There was an almost unanimous expectation that this year would bring a new round of conflict.
The areas that have seen the heaviest fighting are difficult to access at the best of times, except if you duck across from the Chinese side of the border. And so information will only trickle out; independent confirmation of particular battle reports will be slow, and sometimes impossible.
The Kachin State as a whole must be on high alert and I expect that senior Burmese military commanders are sleeping somewhat uncomfortably with the knowledge that KIA fighters are mobile and determined. Earlier, somebody blew up a key bridge just outside Myitkyina and with this audacious raid signaled the capacity to attack deep into supposedly government-held territory.

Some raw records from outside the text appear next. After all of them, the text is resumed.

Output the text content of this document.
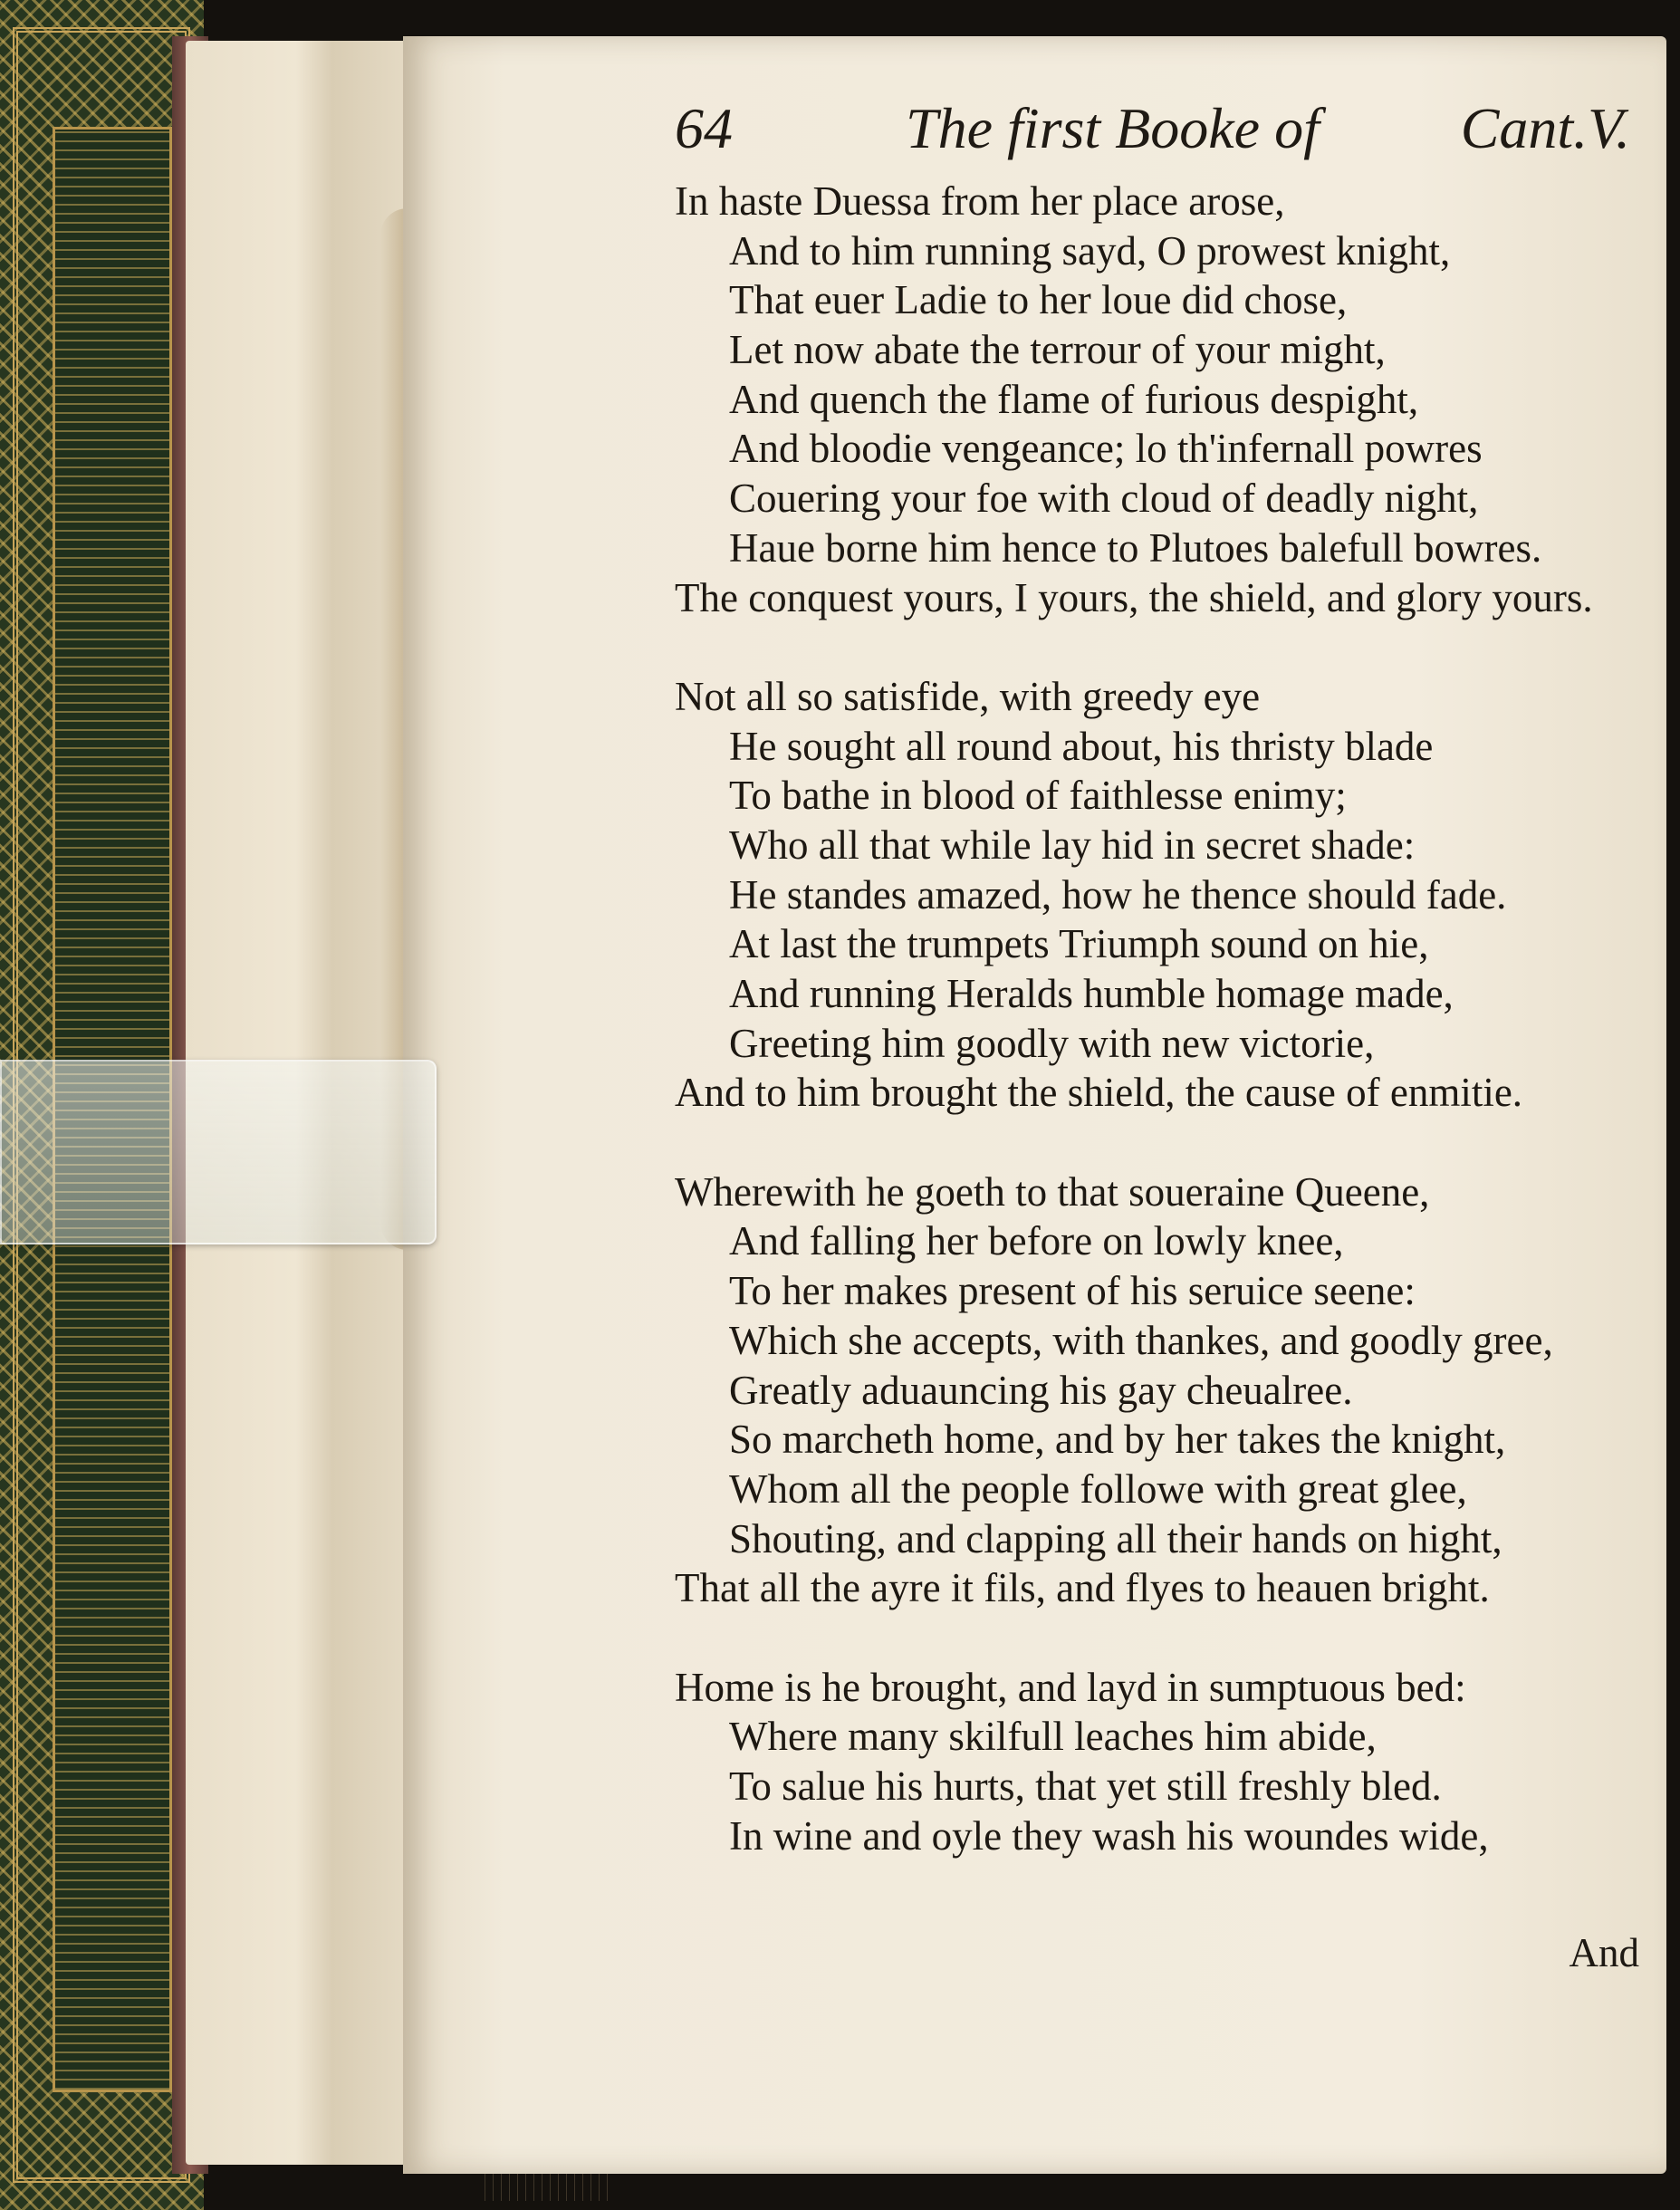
64	The first Booke of Cant.V.
In haste Duessa from her place arose,
And to him running sayd, O prowest knight,
That euer Ladie to her loue did chose,
Let now abate the terrour of your might,
And quench the flame of furious despight,
And bloodie vengeance; lo th'infernall powres
Couering your foe with cloud of deadly night,
Haue borne him hence to Plutoes balefull bowres.
The conquest yours, I yours, the shield, and glory yours.
Not all so satisfide, with greedy eye
He sought all round about, his thristy blade
To bathe in blood of faithlesse enimy;
Who all that while lay hid in secret shade:
He standes amazed, how he thence should fade.
At last the trumpets Triumph sound on hie,
And running Heralds humble homage made,
Greeting him goodly with new victorie,
And to him brought the shield, the cause of enmitie.
Wherewith he goeth to that soueraine Queene,
And falling her before on lowly knee,
To her makes present of his seruice seene:
Which she accepts, with thankes, and goodly gree,
Greatly aduauncing his gay cheualree.
So marcheth home, and by her takes the knight,
Whom all the people followe with great glee,
Shouting, and clapping all their hands on hight,
That all the ayre it fils, and flyes to heauen bright.
Home is he brought, and layd in sumptuous bed:
Where many skilfull leaches him abide,
To salue his hurts, that yet still freshly bled.
In wine and oyle they wash his woundes wide,
And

This war has been a long time coming, and there will be long-term ramifications for the Kachin State regardless of the immediate outcome. Those ramifications will require continued scrutiny long after international media attention has moved on.
With this in mind — and not wanting to overly personalise what is a very difficult time for so many people in northern Burma — I should note that in May 2011 I presented a paper at the Burma/Myanmar Update held here at the Australian National University. That paper is titled “Returning fire? Kachin politics after the stalemates”. It outlines what I then saw as the highly precarious tilt of post-stalemate politics in northern Burma. It is currently being revised for the edited volume emerging from the Update. I will keep New Mandala readers informed of progress.
And, in the meantime, we all watch anxiously as war returns to the Kachin State.